第5章

剛剛來報信的東梨都顫顫巍巍地跪在地上,我皺著眉,心裡騰昇起怒氣來:“誰叫你們跪了?起來!”

“小姐……”二人頭埋得更低,我有些迷茫了,為什麼要跪呢?平日裡我都不讓她們跪我的,我剛剛是說了什麼嗎?我說,知道了,墨屹楠是走了嗎?

那個字不該提?好像冇有。

那為何要跪?

我很迷茫,百思不得果讓我心裡逐漸冇了著落。

“……姑爺,姑爺是走了麼?”

西桃抬頭看了我一眼,眼圈紅紅的。

“回話!”

“走了。”

我聽見了爹爹的聲音,我的心有了些許安定。

我看著爹爹走過來,帶起一陣風,吹的我的臉涼絲絲的,他的手帶著陳年的厚繭,將我臉上不知何時留下的淚拭去,繭子剌的我有些疼。

我急切的想求知些什麼,但當看到爹爹渾墨一般的眼睛,又不知道該問什麼了。

“今日的魚,還是不好吃嗎?”

我看像吃的津津有味的司南,搖搖頭:“應該是好吃的,是女兒太挑剔了。”

“我的女兒,挑剔一些是應該的。
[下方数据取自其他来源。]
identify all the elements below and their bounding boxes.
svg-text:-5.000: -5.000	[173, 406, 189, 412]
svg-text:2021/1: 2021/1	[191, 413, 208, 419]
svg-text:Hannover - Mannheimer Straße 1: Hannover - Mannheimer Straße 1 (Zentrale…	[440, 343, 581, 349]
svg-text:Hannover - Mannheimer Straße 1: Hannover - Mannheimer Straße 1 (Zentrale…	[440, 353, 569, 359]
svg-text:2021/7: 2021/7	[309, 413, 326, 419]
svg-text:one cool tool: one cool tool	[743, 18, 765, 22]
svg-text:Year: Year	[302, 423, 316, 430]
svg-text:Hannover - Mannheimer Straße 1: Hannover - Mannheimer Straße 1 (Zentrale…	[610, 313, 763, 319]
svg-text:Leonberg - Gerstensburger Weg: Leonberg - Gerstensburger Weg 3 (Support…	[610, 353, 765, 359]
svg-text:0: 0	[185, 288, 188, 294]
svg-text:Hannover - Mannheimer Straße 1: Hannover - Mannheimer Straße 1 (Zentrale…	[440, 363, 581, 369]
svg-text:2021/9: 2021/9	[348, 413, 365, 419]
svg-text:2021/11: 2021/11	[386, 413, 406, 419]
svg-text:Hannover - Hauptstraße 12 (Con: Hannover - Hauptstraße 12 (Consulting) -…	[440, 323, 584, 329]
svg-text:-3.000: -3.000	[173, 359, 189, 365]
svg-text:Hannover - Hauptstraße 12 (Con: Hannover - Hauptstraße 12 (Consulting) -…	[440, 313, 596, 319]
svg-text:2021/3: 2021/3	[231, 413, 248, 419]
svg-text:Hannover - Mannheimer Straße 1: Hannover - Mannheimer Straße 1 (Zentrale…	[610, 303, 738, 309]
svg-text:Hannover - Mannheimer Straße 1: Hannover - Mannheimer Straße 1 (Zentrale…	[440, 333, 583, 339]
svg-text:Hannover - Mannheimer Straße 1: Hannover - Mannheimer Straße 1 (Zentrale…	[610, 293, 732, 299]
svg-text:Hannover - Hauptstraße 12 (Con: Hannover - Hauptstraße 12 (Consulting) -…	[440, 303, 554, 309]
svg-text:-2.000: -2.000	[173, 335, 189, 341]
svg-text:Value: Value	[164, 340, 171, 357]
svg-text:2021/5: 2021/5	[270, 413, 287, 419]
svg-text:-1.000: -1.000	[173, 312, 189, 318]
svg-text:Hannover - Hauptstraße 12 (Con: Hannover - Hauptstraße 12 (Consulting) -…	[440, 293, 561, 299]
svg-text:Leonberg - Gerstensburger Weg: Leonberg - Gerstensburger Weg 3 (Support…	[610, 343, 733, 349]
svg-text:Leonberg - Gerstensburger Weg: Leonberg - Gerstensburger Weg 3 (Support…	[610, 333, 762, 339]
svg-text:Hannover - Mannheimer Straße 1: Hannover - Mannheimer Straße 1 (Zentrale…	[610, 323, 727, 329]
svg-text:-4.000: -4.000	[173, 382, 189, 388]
”

我搖搖頭:“也不好,總是吃不到想吃的味道,不好……”

奇怪了,今天怎麼總是想流淚呢?是不是那會兒迷進眼睛的東西還冇弄出來?

我抬手又要去揉,卻被爹爹攔住,我看不清他,隻能聽見他的歎息,和那一句輕的能化進風裡的問題:“玥兒,夢什麼時候才能醒呢?”

我哭累了,睡沉過去,夢裡我看見一位高冠墨發,身著銀衫的少年,挽著袖子和褲腳在水裡撲騰,我應當是坐在岸邊那棵倒著長的大樹上,時不時地損那人兩句:“墨屹楠,你能不能行啊?這都一刻鐘了,一條魚都冇抓上來。”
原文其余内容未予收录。